ScopeUse ForManaged By
AccountShared tools, base images, proxiesPlatform/DevOps
OrganizationTeam-shared libraries, internal componentsTeam Leads
ProjectEnvironment-specific or service-specific buildsDev Teams

Registry URL format

  • Docker: pkg.harness.io/<account-id>/<registry-name>/<artifact>:<tag>
  • Other types: pkg.harness.io/pkg/<account-id>/<registry-name>/<package-type>/

Ensure <account-id> is lowercase and matches the format used in your account settings.
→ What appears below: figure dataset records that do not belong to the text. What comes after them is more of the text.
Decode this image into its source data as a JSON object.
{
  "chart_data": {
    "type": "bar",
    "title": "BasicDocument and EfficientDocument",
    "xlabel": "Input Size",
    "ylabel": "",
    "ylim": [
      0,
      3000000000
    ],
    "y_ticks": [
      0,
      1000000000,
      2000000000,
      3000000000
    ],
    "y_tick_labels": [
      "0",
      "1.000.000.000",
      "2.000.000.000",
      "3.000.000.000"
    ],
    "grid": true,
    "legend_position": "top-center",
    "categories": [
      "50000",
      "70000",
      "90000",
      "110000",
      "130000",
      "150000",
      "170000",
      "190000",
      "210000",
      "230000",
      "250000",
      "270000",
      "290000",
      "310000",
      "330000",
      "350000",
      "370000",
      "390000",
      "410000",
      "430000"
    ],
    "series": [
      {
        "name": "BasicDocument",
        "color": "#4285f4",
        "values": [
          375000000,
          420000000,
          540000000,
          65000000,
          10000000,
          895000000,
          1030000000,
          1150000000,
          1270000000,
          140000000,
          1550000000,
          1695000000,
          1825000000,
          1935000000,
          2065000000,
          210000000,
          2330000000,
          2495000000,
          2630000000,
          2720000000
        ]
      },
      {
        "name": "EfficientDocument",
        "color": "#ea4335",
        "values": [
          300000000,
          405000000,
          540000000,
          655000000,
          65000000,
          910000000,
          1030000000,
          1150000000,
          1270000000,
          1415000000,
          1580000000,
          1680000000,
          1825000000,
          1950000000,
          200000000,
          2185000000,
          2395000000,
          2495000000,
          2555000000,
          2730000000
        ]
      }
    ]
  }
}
Upstream proxy best practices

Use upstream proxies at account or org level to:

  • Cache external sources like Docker Hub, Maven Central, PyPI.
  • Improve performance and reliability.
  • Apply centralized scanning policies.
upstream proxy usage

The upstream proxy is essential for caching open-source dependencies. During a build, if a required dependency is not already cached, it is retrieved from a public repository and stored in the Upstream Proxy artifact tab. This ensures continuous availability, even if the source repository (e.g. Docker Hub or Maven Central) experiences downtime. Harness’s caching mechanism enhances reliability and efficiency by reducing dependency on external services and safeguarding access to critical artifacts.

Examples

  • acct-proxy-dockerhub
  • acct-proxy-npmjs
  • org-proxy-private-registry

Governance and ownership

Define roles and responsibilities:

  • Registry Admin: Full access + user permissions.
  • Contributor: Push/pull access.
  • Viewer: Read-only access.

Planning ahead

  • Inventory teams and artifact types.
  • Align naming with scope and lifecycle.
  • Reserve namespace for known future needs.
  • Set documentation and approval standards.

By following these best practices, you'll ensure your artifact registry is secure, organized, and ready to scale with your team's needs.